En terme marketing, on appelle cela un redéploiement. Face aux législations de plus en plus draconiennes dans les pays occidentaux, les géants de l’alcool et notamment de la bière, s’intéressent au pouvoir d’achat naissant des pays africains. C’est ainsi, que les grands groupes de spiritueux, développent un maximum de publicité, pour s’implanter sur un continent où la consommation de bière ou d’alcool fort connaît la plus forte croissance. 

Ceci ne passe pas évidemment inaperçu pour l’Organisation mondiale de la santé (OMS), qui dans son rapport de 2017, pointe la menace de la hausse de la consommation à risque. “Le continent africain fait face à un risque croissant de la consommation nocive d’alcool et ses effets désastreux. Il n’y a pas d’autre produit de consommation aussi largement disponible que l’alcool qui entraîne autant de morts prématurées et de problèmes de santé. Il y a deux caractéristiques majeures qui permettent de décrire le paradoxe de la consommation d’alcool en Afrique, un haut niveau d’abstinence dans certains pays et un haut volume de consommation avec des conséquences sanitaires et sociales sévères dans d’autres pays”.

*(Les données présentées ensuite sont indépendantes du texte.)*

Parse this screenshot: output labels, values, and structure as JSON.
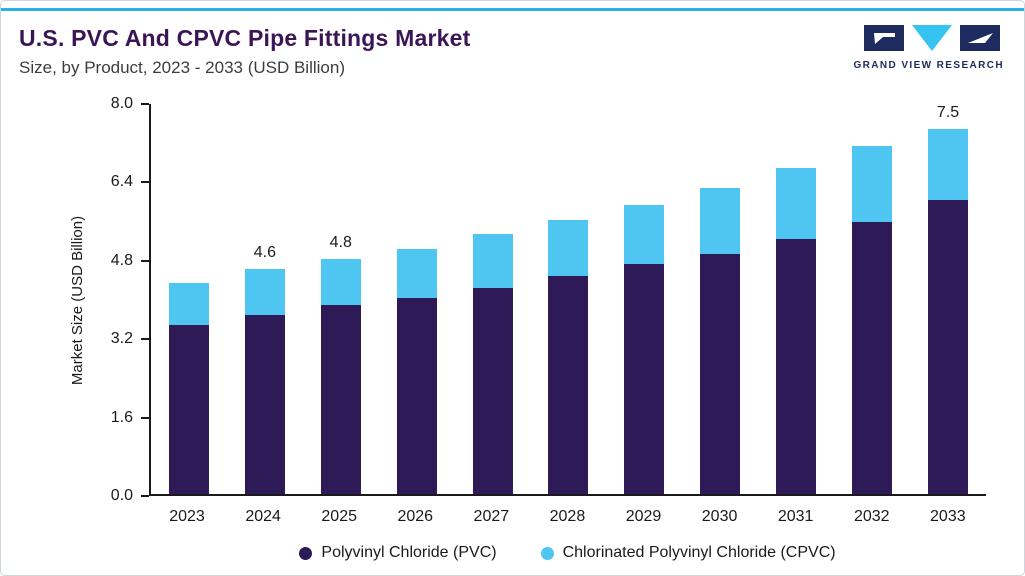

De nombreux pays d’Afrique subsaharienne échappent à la pression de la religion dans ce domaine. Du coup, ce sont, des cibles privilégiées pour Heineken, Carlsberg, AB InBev et Diageo.

Tous les moyens sont bons pour vendre dans des pays ou la corruption fait rage en profitant de la faiblesse de certains États. Les campagnes de publicité sont “brutes de tonneaux” comme on peut dire. Dans Heineken en Afrique, Olivier Van Beemen raconte par exemple qu’en 2006 au Nigeria, une filiale du brasseur de bière industrielle, a fait appel à 2 500 prostituées pour convaincre des clients de boîtes de nuit ou de bars de consommer leur marque de bière, en leur faisant croire que celle-ci augmenterait leur attrait sexuel.

Que dire de l’affichage sauvage dans les grandes villes à l’effigie de marques de bières, qui se succèdent et vendent les boissons à l’occasion de compétitions de football ou de concerts qu’elles sponsorisent. Alain Tahi, président de la Fédération des associations des consommateurs actifs de Côte d’Ivoire, regrette “la publicité se multiplie dans les rues et il n’y a aucune indication sur le fait que l’alcool est interdit aux mineurs”. Mieux encore “en Côte d’Ivoire, la publicité vante les bienfaits de l’alcool pour la santé. Il y a même un “meilleur consommateur du mois” présenté dans les publicités. C’est complètement aberrant”.

A cela, il faut rajouter les festivals de bière, sponsorisés et organisés par des marques, qui se multiplient et vendent leurs produits à prix réduit. Au Nigeria, les fans de foot ne parlent pas de l’UEFA Champions League, mais de la Heineken Champions League.

Alain Tahi, s’alarme “rendez-vous compte aujourd’hui, un spot pour vendre une marque de bière affirme, celui qui ne boit pas de bière n’est pas homme. C’est catastrophique comme discours”.

L’universitaire sud-africain Charles Parry, évoque “le prochain rapport de l’OMS sur l’alcool et la santé en Afrique devrait bientôt être publié, et c’est très probable que les données confirment le haut niveau de corrélation entre consommation d’alcool et transmission de maladies sexuellement transmissibles comme le VIH”.

Cependant, il en faudra certainement beaucoup plus pour contrer la puissance financière des grandes firmes d’alcools.